From the Father's HeartJesus moves ever closer to the cross. He had entered the holy city on Palm Sunday; now he speaks of His impending glorification. Glory will come to Jesus not in the way that princes are elevated to their thrones but by a cross which will lift up the Son of Man as the sacrifice for the sins of the world. Jesus speaks of His crucifixion as the purpose for which He came to this hour. This hour was in the mind of the Father from all eternity. So Luther’s hymn shows us the Father who beholds the misery and wretchedness of our sin “before the world’s foundation” and so there in mercy plans for my salvation. God “did not choose the easy part but gave His dearest treasure.” That treasure was and is His own Son, begotten of the Father from all eternity and born of the virgin Mary.” When God turned to you a Father’s heart, He gave you Jesus. He gave you His Son to be His Brother. When our hearts condemn us, we indeed have One who is greater than our hearts. We have God’s own heart. We have His Son crucified and raised.

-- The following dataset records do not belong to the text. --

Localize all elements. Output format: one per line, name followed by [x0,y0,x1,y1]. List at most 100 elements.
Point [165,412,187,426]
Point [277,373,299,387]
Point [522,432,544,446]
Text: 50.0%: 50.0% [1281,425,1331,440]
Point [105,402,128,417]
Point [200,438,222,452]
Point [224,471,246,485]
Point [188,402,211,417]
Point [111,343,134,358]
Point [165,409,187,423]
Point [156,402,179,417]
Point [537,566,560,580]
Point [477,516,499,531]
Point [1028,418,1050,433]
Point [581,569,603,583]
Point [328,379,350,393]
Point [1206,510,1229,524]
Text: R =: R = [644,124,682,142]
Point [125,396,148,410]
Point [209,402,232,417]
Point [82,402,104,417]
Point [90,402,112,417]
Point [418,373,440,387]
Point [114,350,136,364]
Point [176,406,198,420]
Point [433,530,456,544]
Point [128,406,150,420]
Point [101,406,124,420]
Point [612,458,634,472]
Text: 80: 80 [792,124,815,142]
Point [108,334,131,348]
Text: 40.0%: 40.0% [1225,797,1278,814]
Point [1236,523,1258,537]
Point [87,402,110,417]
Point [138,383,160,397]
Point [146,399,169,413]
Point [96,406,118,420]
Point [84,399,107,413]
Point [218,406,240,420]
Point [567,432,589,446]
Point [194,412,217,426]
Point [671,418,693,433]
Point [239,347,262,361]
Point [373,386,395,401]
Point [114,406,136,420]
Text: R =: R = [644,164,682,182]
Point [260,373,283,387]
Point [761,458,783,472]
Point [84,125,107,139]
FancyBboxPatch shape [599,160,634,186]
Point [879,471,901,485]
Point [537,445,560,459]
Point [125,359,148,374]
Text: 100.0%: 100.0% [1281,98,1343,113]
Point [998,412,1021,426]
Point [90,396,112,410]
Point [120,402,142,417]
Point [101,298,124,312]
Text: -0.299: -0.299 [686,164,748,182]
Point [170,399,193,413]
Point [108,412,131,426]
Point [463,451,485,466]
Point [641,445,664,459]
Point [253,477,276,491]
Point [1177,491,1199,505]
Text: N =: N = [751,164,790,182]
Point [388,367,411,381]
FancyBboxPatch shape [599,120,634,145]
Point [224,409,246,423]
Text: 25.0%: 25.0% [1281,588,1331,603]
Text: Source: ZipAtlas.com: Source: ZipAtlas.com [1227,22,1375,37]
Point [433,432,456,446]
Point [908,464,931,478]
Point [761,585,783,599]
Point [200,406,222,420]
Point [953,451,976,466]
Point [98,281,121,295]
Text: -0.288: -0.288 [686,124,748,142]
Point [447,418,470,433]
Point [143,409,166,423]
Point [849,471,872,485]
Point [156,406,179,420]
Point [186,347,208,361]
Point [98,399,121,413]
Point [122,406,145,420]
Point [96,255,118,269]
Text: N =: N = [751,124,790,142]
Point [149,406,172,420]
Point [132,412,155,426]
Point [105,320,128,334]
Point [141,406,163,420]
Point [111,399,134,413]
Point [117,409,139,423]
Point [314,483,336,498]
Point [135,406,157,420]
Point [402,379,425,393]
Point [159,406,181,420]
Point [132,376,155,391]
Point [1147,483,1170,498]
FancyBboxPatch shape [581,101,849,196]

"Possessed by Sin and Bound by Death"
Do you think that you are free? After all you live in “the land of the free and the home of the brave.” Our age champions personal liberty, interpreted to mean, you can do or become anything you please-perhaps with proviso that you don’t hurt anybody or interfere with their freedom. Autonomy (literally, a law to oneself) has become one of the watchwords of our public vocabulary, especially in the area of ethics. So sexual permissiveness, abortion and euthanasia are claimed as options in the increasingly unbounded arena of personal freedoms.
Are you free? Not really. Werner Elert, a Lutheran theologian of the last century spoken of autonomy as an unfulfilled illusion. But you are free, for the Son of God Himself has freed you from the curse of the law, the darkness of death, and condemnation of Satan. You are free-you need no longer live in enslavement to self. An old hymn has us sing “Make me a captive, Lord, and then I shall be free.” And that is the wonder of our freedom in Christ. Freedom is not to be found in living as though God did not exist so that we can be who and what we will to be. Freedom is found only in Christ. Shortly before his death, Luther scribbled a few words on a scrap of paper found in his vest pocket after he died. The note read, in part: “We are beggars. It is true.” The tired, worn-out old man knew the truth that before God we can stand only as beggars, but beggars set free to live by faith in the gracious promises of a merciful God. Freedom is found only in Jesus’ words. “If you continue in my word, you are truly my disciples, and you will know the truth and the truth will set you free.”